Now DD is 8 months old, and DP has made me feel so unequal, inadequate and I don't feel part of any decision making anymore.
In February I asked for us to sort the joint account, he told me he had changed his mind, instead of a joint account he would give me £200 a month to cover some of the shopping and anything I needed for myself, my daughter and baby. I said but this wasn't what we agreed and I didn't feel it was fair that I would have no control over finances and that he knew that was a big thing to me before deciding to leave my job, so instead I've been using my savings for myself and just let him pay the bills/shopping/etc.
Coincidently he's had big progression in his job and has gone from around 20k to 33k. Since this his changed, I can't put my finger on why but he makes me feel worthless, any decisions that get made he keeps separate from me and they all fall down to "well I'm paying the bills".

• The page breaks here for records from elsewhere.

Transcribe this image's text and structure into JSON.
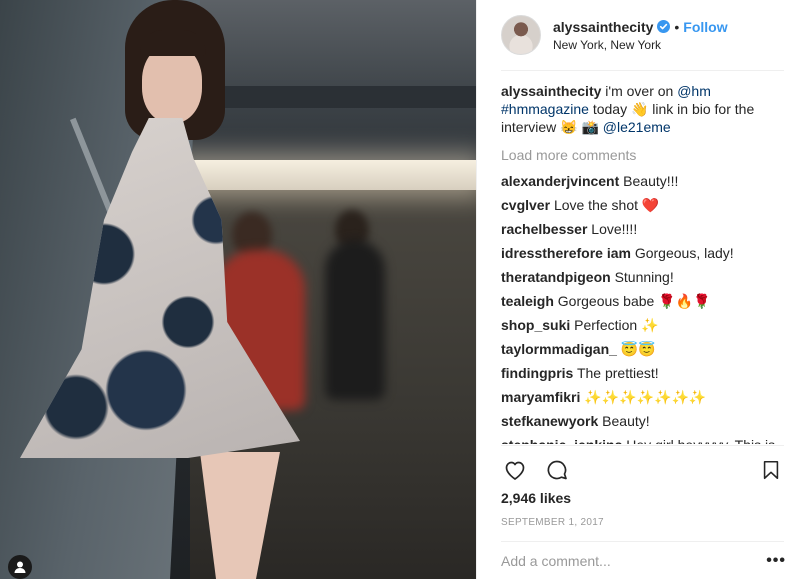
{
  "post": {
    "username": "alyssainthecity",
    "follow_label": "Follow",
    "location": "New York, New York",
    "caption": {
      "username": "alyssainthecity",
      "text_1": " i'm over on ",
      "mention_1": "@hm",
      "hashtag": "#hmmagazine",
      "text_2": " today 👋 link in bio for the interview 😸 📸 ",
      "mention_2": "@le21eme"
    },
    "load_more_label": "Load more comments",
    "comments": [
      {
        "user": "alexanderjvincent",
        "text": "Beauty!!!"
      },
      {
        "user": "cvglver",
        "text": "Love the shot ❤️"
      },
      {
        "user": "rachelbesser",
        "text": "Love!!!!"
      },
      {
        "user": "idresstherefore iam",
        "text": "Gorgeous, lady!"
      },
      {
        "user": "theratandpigeon",
        "text": "Stunning!"
      },
      {
        "user": "tealeigh",
        "text": "Gorgeous babe 🌹🔥🌹"
      },
      {
        "user": "shop_suki",
        "text": "Perfection ✨"
      },
      {
        "user": "taylormmadigan_",
        "text": "😇😇"
      },
      {
        "user": "findingpris",
        "text": "The prettiest!"
      },
      {
        "user": "maryamfikri",
        "text": "✨✨✨✨✨✨✨"
      },
      {
        "user": "stefkanewyork",
        "text": "Beauty!"
      },
      {
        "user": "stephanie_jenkins",
        "text": "Hey girl heyyyyy. This is"
      }
    ],
    "likes": "2,946 likes",
    "date": "SEPTEMBER 1, 2017",
    "add_comment_placeholder": "Add a comment...",
    "more_label": "•••"
  },
  "icons": {
    "verified": "verified-badge-icon",
    "like": "heart-icon",
    "comment": "comment-bubble-icon",
    "save": "bookmark-icon",
    "tag": "user-tag-icon"
  },
  "colors": {
    "follow": "#3897f0",
    "verified": "#3897f0",
    "muted": "#999999",
    "link": "#003569"
  }
}
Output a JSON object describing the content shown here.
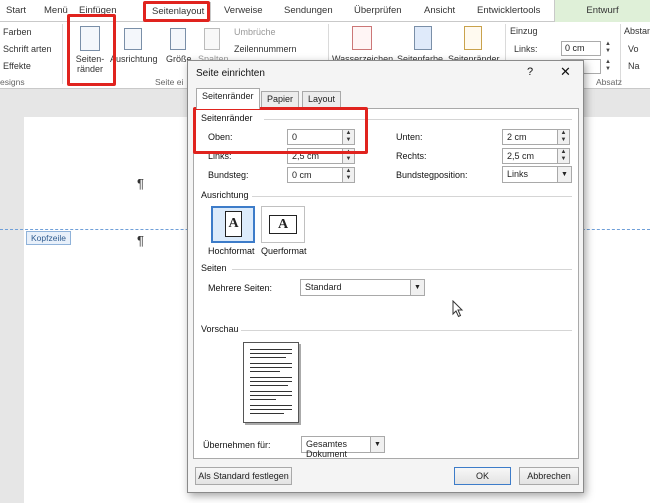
{
  "ribbon": {
    "tabs": [
      "Start",
      "Menü",
      "Einfügen",
      "Seitenlayout",
      "Verweise",
      "Sendungen",
      "Überprüfen",
      "Ansicht",
      "Entwicklertools",
      "Entwurf"
    ],
    "themes_group": {
      "items": [
        "Farben",
        "Schrift arten",
        "Effekte"
      ],
      "label": "esigns"
    },
    "page_setup_group": {
      "margins_label": "Seiten-\nränder",
      "orientation_label": "Ausrichtung",
      "size_label": "Größe",
      "columns_label": "Spalten",
      "breaks_label": "Umbrüche",
      "line_numbers_label": "Zeilennummern",
      "group_label": "Seite ei"
    },
    "background_group": {
      "watermark": "Wasserzeichen",
      "page_color": "Seitenfarbe",
      "page_borders": "Seitenränder"
    },
    "paragraph_group": {
      "indent_title": "Einzug",
      "left_label": "Links:",
      "left_value": "0 cm",
      "right_label": "",
      "spacing_title": "Abstan",
      "before_label": "Vo",
      "after_label": "Na",
      "group_label": "Absatz"
    }
  },
  "document": {
    "pilcrow": "¶",
    "header_tag": "Kopfzeile"
  },
  "dialog": {
    "title": "Seite einrichten",
    "help": "?",
    "close": "✕",
    "tabs": [
      "Seitenränder",
      "Papier",
      "Layout"
    ],
    "margins_section": "Seitenränder",
    "top_label": "Oben:",
    "top_value": "0",
    "left_label": "Links:",
    "left_value": "2,5 cm",
    "gutter_label": "Bundsteg:",
    "gutter_value": "0 cm",
    "bottom_label": "Unten:",
    "bottom_value": "2 cm",
    "right_label": "Rechts:",
    "right_value": "2,5 cm",
    "gutter_pos_label": "Bundstegposition:",
    "gutter_pos_value": "Links",
    "orientation_section": "Ausrichtung",
    "portrait_label": "Hochformat",
    "landscape_label": "Querformat",
    "pages_section": "Seiten",
    "multiple_pages_label": "Mehrere Seiten:",
    "multiple_pages_value": "Standard",
    "preview_section": "Vorschau",
    "apply_to_label": "Übernehmen für:",
    "apply_to_value": "Gesamtes Dokument",
    "set_default_button": "Als Standard festlegen",
    "ok_button": "OK",
    "cancel_button": "Abbrechen",
    "orientation_glyph": "A"
  },
  "colors": {
    "highlight_box": "#e0231e",
    "design_tab": "#dff0d8",
    "selected_orientation": "#dcebfb"
  }
}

He had a bad credit rating due to debt, he has very recently sorted this so wants to get something big on finance, I said in my opinion it was a bad idea, and this has caused a massive argument. Where again I've been reminded I'm the gf who stays at home and looks after the baby not makes decisions on how he spends his wage.
We need to move soon and today I brought up something regarding this, he turned it back to the argument about getting something on finance.
Anyway today he snapped at me and said
"You're just jealous cause my life is progressing and yours ain't"
So I took my older DD and walked out, we've come to the cinema where I've had tears stream down my face cause him saying that has summed up exactly how he's been making me feel for the past 7months.
I've told him he makes me feel inadequate to him and I've tried saying that we should be a team and that he wouldn't be able to balance work as easy if he had to be childcare as well as me if I went back to work.
But he's changed so much since DD has been born, I love being a SAHM to her but I feel broken inside because I don't have a income I'm worthless.
I don't want to talk to him, I don't want to go home to him, I don't even know if I want to be with him anymore.
Sorry for the long ramble, and if it don't make sense. I think I just needed to get it out and don't have anyone in RL to talk to.